Ce n’est pas un accord national en bonne et due forme, mais à tout le moins une initiative de nature à booster le développement du partage de la valeur dans le secteur de l’économie sociale et solidaire (ESS). L’Udes et quatre syndicats de salariés (CFDT, FO, CFE-CGC et CFTC) ont signé, à l’issue d’une négociation menée dans le cadre du groupe de dialogue social de l’ESS (GDS), une « déclaration commune » visant à associer plus étroitement les salariés aux performances de leurs structures employeuses, que celles-ci soient de nature associative, coopérative ou mutualiste. Seule la CGT s’est abstenue de parapher le document final, conformément à sa position concernant l’accord national interprofessionnel (ANI) du 10 février 2023 sur le partage de la valeur qu’elle avait déjà refusé de signer.
« Manque d’acculturation »
C’est un fait : l’ESS reste toujours à la traîne des entreprises capitalistiques classiques en matière de partage de la valeur. Pas forcément anormal concernant certains dispositifs comme la participation et l’actionnariat salarié, appuyés sur les seuls résultats financiers et donc inadaptés à des structures associatives à but non lucratif – et, de fait, seules les grandes mutuelles disposent de tels outils –, mais plus surprenant pour un mécanisme comme l’intéressement, assoupli à deux reprises ces dernières années pour permettre aux entreprises de l’ESS de s’en emparer grâce à l’introduction de critères extra-financiers dans le mode de calcul, tels que la responsabilité sociétale des entreprises (RSE). Si quelques obstacles juridiques subsistent encore – liés notamment à l’absence d’indicateurs précis pour mesurer ces critères extra-financiers ou à l’insuffisance d’incitations fiscales – c’est aussi « le manque d’acculturation des employeurs de l’ESS » qui explique ce dédain pour cet outil de partage de la valeur, explique-t-on à l’Udes.
Seulement deux accords de branche sur l’intéressement
« C’est un secteur qui n’a pas de véritable culture du variable », confirme Fabien Lucron, expert en rémunération au sein du cabinet Primeum. Résultat : l’intéressement patine. Selon les derniers chiffres disponibles de la Dares, on ne comptait, en 2020, que 682 accords signés et 27 décisions unilatérales de l’employeur en faveur de ce dispositif. L’année suivante, net recul avec seulement 469 accords et 32 décisions unilatérales. Et ce sur 100 290 structures de l’ESS recensées.

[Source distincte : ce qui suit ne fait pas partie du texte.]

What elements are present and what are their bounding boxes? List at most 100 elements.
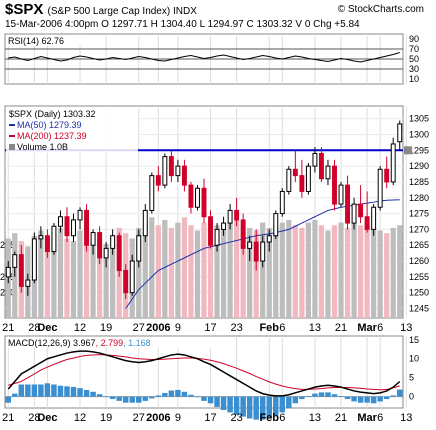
volume-bar <box>247 227 253 318</box>
macd-tick-label: 0 <box>409 392 414 402</box>
macd-histogram-bar <box>194 396 201 398</box>
macd-histogram-bar <box>38 384 44 397</box>
x-tick-label: Mar <box>357 322 377 334</box>
rsi-tick-label: 70 <box>409 44 419 54</box>
candle-body <box>38 235 44 240</box>
candle-body <box>129 260 135 294</box>
macd-histogram-bar <box>207 396 214 404</box>
volume-bar <box>162 219 168 318</box>
volume-bar <box>227 222 233 318</box>
volume-bar <box>253 230 259 318</box>
candle-body <box>103 247 109 259</box>
volume-legend-swatch <box>9 144 15 150</box>
volume-bar <box>57 227 64 318</box>
macd-histogram-bar <box>57 385 64 397</box>
x-tick-label: 28 <box>28 412 40 424</box>
macd-tick-label: 5 <box>409 373 414 383</box>
x-tick-label: Dec <box>37 322 57 334</box>
x-tick-label: 13 <box>400 412 412 424</box>
candle-body <box>136 235 142 262</box>
macd-histogram-bar <box>44 383 51 397</box>
volume-bar <box>51 233 57 318</box>
candle-body <box>188 184 194 208</box>
candle-body <box>18 254 24 287</box>
macd-histogram-bar <box>240 396 246 417</box>
volume-bar <box>103 243 109 318</box>
candle-body <box>227 209 233 224</box>
rsi-line <box>8 52 400 63</box>
macd-legend: MACD(12,26,9) 3.967, 2.799, 1.168 <box>8 338 151 348</box>
volume-bar <box>292 225 298 318</box>
candle-body <box>345 184 350 224</box>
macd-histogram-bar <box>351 396 357 402</box>
macd-histogram-bar <box>116 396 122 401</box>
candle-body <box>25 279 31 287</box>
candle-body <box>201 187 207 218</box>
candle-body <box>377 168 383 208</box>
candle-body <box>234 209 240 221</box>
macd-line <box>7 350 401 397</box>
candle-body <box>390 143 396 183</box>
candle-body <box>286 168 292 192</box>
candle-body <box>64 216 70 237</box>
candle-body <box>116 235 122 272</box>
volume-bar <box>83 225 90 318</box>
volume-bar <box>371 227 377 318</box>
candle-body <box>318 152 324 180</box>
macd-histogram-bar <box>246 396 253 419</box>
price-tick-label: 1275 <box>409 209 429 219</box>
macd-histogram-bar <box>357 396 364 403</box>
x-tick-label: 27 <box>133 322 145 334</box>
volume-bar <box>188 225 194 318</box>
x-tick-label: 19 <box>100 322 112 334</box>
rsi-legend: RSI(14) 62.76 <box>8 36 64 46</box>
x-tick-label: 13 <box>400 322 412 334</box>
macd-histogram-bar <box>396 389 403 397</box>
candle-body <box>149 175 155 211</box>
price-tick-label: 1265 <box>409 240 429 250</box>
candle-body <box>97 232 103 259</box>
candle-body <box>312 152 318 167</box>
volume-bar <box>142 222 148 318</box>
candle-body <box>175 165 181 177</box>
volume-bar <box>397 225 403 318</box>
x-tick-label: 21 <box>335 412 347 424</box>
price-tick-label: 1305 <box>409 114 429 124</box>
volume-bar <box>96 238 103 318</box>
candle-body <box>123 270 129 294</box>
volume-bar <box>44 238 51 318</box>
exchange: INDX <box>172 6 197 17</box>
candle-body <box>253 241 259 262</box>
candle-body <box>260 241 266 262</box>
candle-body <box>325 165 331 180</box>
macd-histogram-bar <box>122 396 129 403</box>
volume-bar <box>344 227 351 318</box>
volume-bar <box>155 225 161 318</box>
macd-tick-label: 10 <box>409 354 419 364</box>
candle-body <box>5 266 11 278</box>
candle-body <box>208 216 213 246</box>
volume-legend: Volume 1.0B <box>17 142 68 152</box>
price-tick-label: 1260 <box>409 256 429 266</box>
volume-bar <box>318 225 325 318</box>
macd-histogram-bar <box>214 396 220 407</box>
candle-body <box>44 235 50 253</box>
candle-body <box>142 209 148 237</box>
volume-bar <box>384 233 390 318</box>
volume-bar <box>234 219 240 318</box>
x-tick-label: 23 <box>230 412 242 424</box>
stockcharts-watermark: © StockCharts.com <box>337 4 424 15</box>
macd-histogram-bar <box>253 396 259 420</box>
macd-legend-label: MACD(12,26,9) <box>8 338 71 348</box>
candle-body <box>266 235 272 243</box>
ma50-legend: MA(50) 1279.39 <box>17 120 82 130</box>
macd-histogram-bar <box>175 389 181 397</box>
candle-body <box>58 216 63 227</box>
x-tick-label: 21 <box>335 322 347 334</box>
index-name: (S&P 500 Large Cap Index) <box>47 6 171 17</box>
rsi-tick-label: 10 <box>409 74 419 84</box>
candle-body <box>77 209 83 221</box>
rsi-legend-bg <box>6 35 104 46</box>
macd-histogram-bar <box>266 396 272 418</box>
macd-histogram-bar <box>162 392 168 397</box>
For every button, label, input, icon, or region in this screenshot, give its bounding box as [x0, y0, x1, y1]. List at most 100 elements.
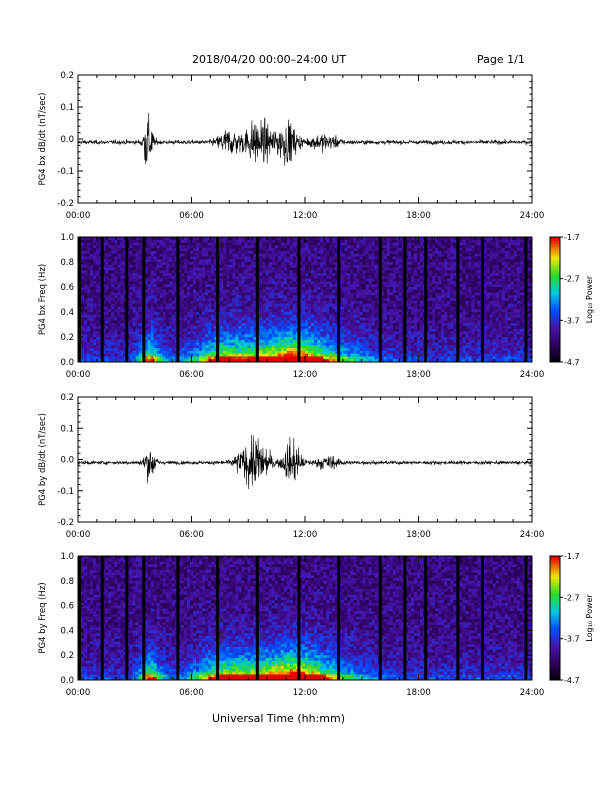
spectrogram-cell	[314, 300, 318, 305]
spectrogram-cell	[353, 356, 357, 360]
spectrogram-cell	[241, 337, 245, 341]
spectrogram-cell	[259, 281, 264, 285]
spectrogram-cell	[383, 353, 388, 357]
spectrogram-cell	[386, 317, 391, 321]
spectrogram-cell	[84, 337, 88, 341]
spectrogram-cell	[205, 334, 209, 338]
spectrogram-cell	[262, 320, 267, 324]
spectrogram-cell	[220, 298, 224, 302]
spectrogram-cell	[108, 331, 112, 335]
spectrogram-cell	[286, 264, 291, 268]
spectrogram-cell	[199, 270, 203, 274]
spectrogram-cell	[84, 309, 88, 313]
spectrogram-cell	[135, 331, 139, 335]
spectrogram-cell	[183, 298, 188, 302]
spectrogram-cell	[314, 334, 318, 338]
spectrogram-cell	[359, 314, 363, 318]
spectrogram-cell	[265, 320, 270, 324]
spectrogram-cell	[220, 300, 224, 305]
spectrogram-cell	[159, 253, 164, 257]
spectrogram-cell	[262, 256, 267, 260]
spectrogram-cell	[120, 320, 124, 324]
spectrogram-cell	[117, 306, 121, 310]
spectrogram-cell	[308, 239, 312, 243]
spectrogram-cell	[314, 248, 318, 252]
spectrogram-cell	[193, 278, 197, 282]
spectrogram-cell	[305, 245, 309, 249]
spectrogram-cell	[171, 237, 176, 241]
spectrogram-cell	[238, 325, 242, 330]
spectrogram-cell	[171, 284, 176, 288]
spectrogram-cell	[93, 331, 97, 335]
spectrogram-cell	[347, 248, 351, 252]
spectrogram-cell	[347, 342, 351, 346]
spectrogram-cell	[229, 281, 233, 285]
spectrogram-cell	[208, 253, 212, 257]
spectrogram-cell	[117, 323, 121, 327]
spectrogram-cell	[404, 289, 409, 293]
spectrogram-cell	[226, 331, 230, 335]
spectrogram-cell	[177, 312, 182, 316]
spectrogram-cell	[238, 248, 242, 252]
spectrogram-cell	[280, 239, 285, 243]
spectrogram-cell	[87, 309, 91, 313]
spectrogram-cell	[298, 300, 303, 305]
spectrogram-cell	[223, 262, 227, 266]
spectrogram-cell	[326, 278, 330, 282]
spectrogram-cell	[271, 295, 276, 299]
spectrogram-cell	[395, 284, 400, 288]
spectrogram-cell	[238, 273, 242, 277]
spectrogram-cell	[144, 320, 149, 324]
spectrogram-cell	[277, 278, 282, 282]
spectrogram-cell	[298, 331, 303, 335]
spectrogram-cell	[147, 300, 152, 305]
spectrogram-cell	[105, 292, 109, 296]
spectrogram-cell	[232, 273, 236, 277]
spectrogram-cell	[326, 309, 330, 313]
spectrogram-cell	[292, 262, 297, 266]
spectrogram-cell	[356, 342, 360, 346]
spectrogram-cell	[395, 242, 400, 246]
spectrogram-cell	[350, 303, 354, 307]
spectrogram-cell	[117, 317, 121, 321]
spectrogram-cell	[398, 250, 403, 255]
spectrogram-cell	[329, 323, 333, 327]
spectrogram-cell	[144, 278, 149, 282]
spectrogram-cell	[87, 250, 91, 255]
spectrogram-cell	[298, 264, 303, 268]
spectrogram-cell	[211, 356, 215, 360]
spectrogram-cell	[132, 284, 136, 288]
spectrogram-cell	[223, 242, 227, 246]
spectrogram-cell	[323, 342, 327, 346]
spectrogram-cell	[205, 314, 209, 318]
spectrogram-cell	[250, 314, 254, 318]
spectrogram-cell	[93, 323, 97, 327]
spectrogram-cell	[314, 289, 318, 293]
spectrogram-cell	[380, 287, 385, 291]
spectrogram-cell	[159, 237, 164, 241]
spectrogram-cell	[93, 250, 97, 255]
spectrogram-cell	[244, 342, 248, 346]
spectrogram-cell	[186, 298, 191, 302]
spectrogram-cell	[196, 303, 200, 307]
spectrogram-cell	[268, 339, 273, 343]
spectrogram-cell	[156, 281, 161, 285]
spectrogram-cell	[280, 345, 285, 349]
spectrogram-cell	[150, 289, 155, 293]
spectrogram-cell	[96, 278, 100, 282]
spectrogram-cell	[232, 356, 236, 360]
spectrogram-cell	[144, 353, 149, 357]
spectrogram-cell	[365, 353, 369, 357]
spectrogram-cell	[380, 348, 385, 352]
spectrogram-cell	[374, 267, 379, 271]
spectrogram-cell	[283, 306, 288, 310]
spectrogram-cell	[247, 284, 251, 288]
spectrogram-cell	[259, 314, 264, 318]
spectrogram-cell	[165, 239, 170, 243]
spectrogram-cell	[374, 289, 379, 293]
spectrogram-cell	[371, 256, 376, 260]
spectrogram-cell	[392, 259, 397, 263]
spectrogram-cell	[347, 312, 351, 316]
spectrogram-cell	[120, 331, 124, 335]
spectrogram-cell	[96, 287, 100, 291]
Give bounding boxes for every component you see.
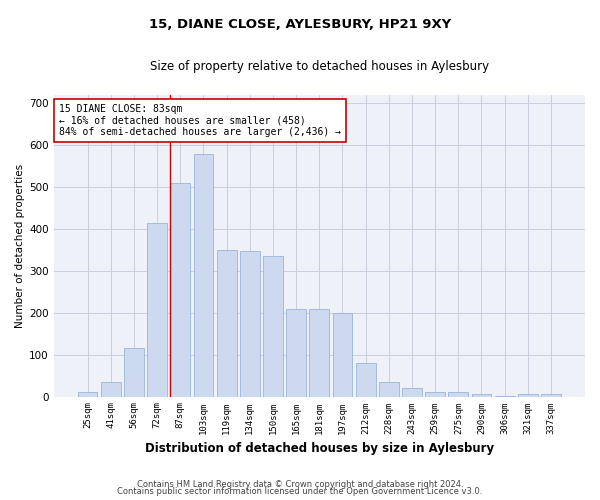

Côté branches, le sujet n’est clairement pas en haut de la pile des priorités avec seulement deux accords signés – le premier en 2019 dans les métiers de l’éducation, de la culture, des loisirs et de l’animation (Eclat), le second en 2021 à la Mutualité – et la production d’un « kit » destiné aux entreprises, édité par le Syndicat national des employeurs spécifiques d’insertion (Synesi) à destination de la branche des ateliers et chantiers d’insertion. « Cela ne traduit pas un engouement en faveur de l’intéressement au sein du champ multi-professionnel de l’ESS », soupire l’Udes.
La PPV plébiscitée
En réalité, seule la prime de partage de la valeur (PPV) – ancienne « prime Macron » ou « prime de pouvoir d’achat » instaurée fin 2019 suite au mouvement des gilets jaunes –, cette gratification à la main de l’employeur pouvant monter jusqu’à 3 000 € par an (6 000 € dans le cas de la signature d’un accord d’intéressement), a réellement trouvé son public du fait de sa simplicité d’utilisation. Ainsi, dans le secteur de l’action sociale et de l’hébergement médico-social, 21,2 % des employeurs l’avaient versée en 2022 à 216 502 salariés (d'un montant en moyenne de 458 €).
Et dans un contexte où la loi du 29 novembre 2023 oblige désormais les employeurs de plus de 10 salariés à développer au moins un mécanisme de partage de la valeur, le dispositif présente un nombre conséquent d'avantages pour gratifier les salariés et contribuer ainsi au développement de l'attractivité des métiers. Sous réserve, toutefois, que ces primes ne se substituent pas aux augmentations de salaires – une véritable ligne rouge pour les signataires de la déclaration commune – et que des indicateurs relatifs à l’intéressement autres que financiers soient imaginés par les pouvoirs publics. Et pourquoi pas ouvrir la porte à des mesures dérogatoires favorables au développement de la participation dans les entreprises de l’ESS… sans pour autant remettre en question leur nature « désintéressée ». Vaste chantier.